This is especially true of films portraying presidential candidates. Movies like Warren Beatty's Bulworth reflect the simplistic notions of politics that are revealed whenever stars-turned-activists are invited to the White House or make speeches at demonstrations. They also tend to be feeble as entertainment whether dramatic or comedic.
The Ides of March, however, is as well-made and effective a drama as you might expect from a film directed by George Clooney. Adapted from the play, Farragut North, by a former political activist named Beau Willimon, it even manages to get some things right about American political campaigns.
For instance, though it naturally pretties up the pasty types who really populate primary battles (not for nothing do they say that Washington is Hollywood for ugly people), it captures just how highly sexed the campaign trail can be.
That said, Clooney, who co-wrote the script, turns his character into a typical Hollywood fantasy Democratic candidate. Mike Morris is a tough idealist, part Clinton, part Obama, who has quick and easy answers to the problems caused by all the rednecks, cynics and Republicans, and could bring about a wonderful new era if elected. His character gets so much time on screen scoring points about the marvellousness of the UN or the wonders of cars that burn hydrogen rather than petrol, that it slows down and sometimes undermines the plot.
The latter is centred on the uneasy relationship between Stephen, Morris's idealistic but ambitious spokesman (Ryan Gosling, too gormless-looking and opaque for the part), and Morris's campaign manager, the experienced but paranoid Paul (played with his usual brilliance by Philip Seymour Hoffman)
There is also a dangerously attractive but unstable young intern who has wanted to sleep with Stephen for months (Evan Rachel Wood), a ruthless journalist (Marisa Tomei), a shifty black senator (the excellent Jeffrey Wright), and Paul Giamatti, doing his usual manic shtick as the seductive boss of a rival candidate's campaign.

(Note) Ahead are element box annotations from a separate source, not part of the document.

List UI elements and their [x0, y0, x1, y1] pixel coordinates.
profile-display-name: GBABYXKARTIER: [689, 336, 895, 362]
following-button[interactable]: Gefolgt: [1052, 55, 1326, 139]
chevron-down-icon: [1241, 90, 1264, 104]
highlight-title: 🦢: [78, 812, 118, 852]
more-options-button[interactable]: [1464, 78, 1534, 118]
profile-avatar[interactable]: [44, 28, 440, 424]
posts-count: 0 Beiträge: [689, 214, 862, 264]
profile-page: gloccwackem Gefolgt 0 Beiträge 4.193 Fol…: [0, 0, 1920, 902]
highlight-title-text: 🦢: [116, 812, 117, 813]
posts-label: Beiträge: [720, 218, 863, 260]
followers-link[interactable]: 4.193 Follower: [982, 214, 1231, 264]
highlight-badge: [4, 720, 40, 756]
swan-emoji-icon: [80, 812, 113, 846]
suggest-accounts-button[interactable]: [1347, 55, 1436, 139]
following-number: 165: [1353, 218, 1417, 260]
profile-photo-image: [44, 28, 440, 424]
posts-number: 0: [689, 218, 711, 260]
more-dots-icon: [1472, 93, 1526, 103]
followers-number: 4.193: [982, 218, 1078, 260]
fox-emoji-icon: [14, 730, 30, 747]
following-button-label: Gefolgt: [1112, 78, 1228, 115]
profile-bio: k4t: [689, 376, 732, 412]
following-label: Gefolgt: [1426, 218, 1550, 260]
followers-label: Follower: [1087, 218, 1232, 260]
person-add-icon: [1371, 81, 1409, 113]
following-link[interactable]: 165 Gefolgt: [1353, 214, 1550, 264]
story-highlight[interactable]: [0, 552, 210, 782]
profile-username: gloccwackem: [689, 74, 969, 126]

Nothing that happens is all that shocking or unrealistic or unbelievable, except the behaviour of Gosling's central character. He is supposed to be a brilliant operative as well as a true believer in Morris's Obama-like cause. But he makes such obvious, elemental mistakes about people that it is hard to accept him as a good-hearted genius being corrupted by the terrible necessities of politics.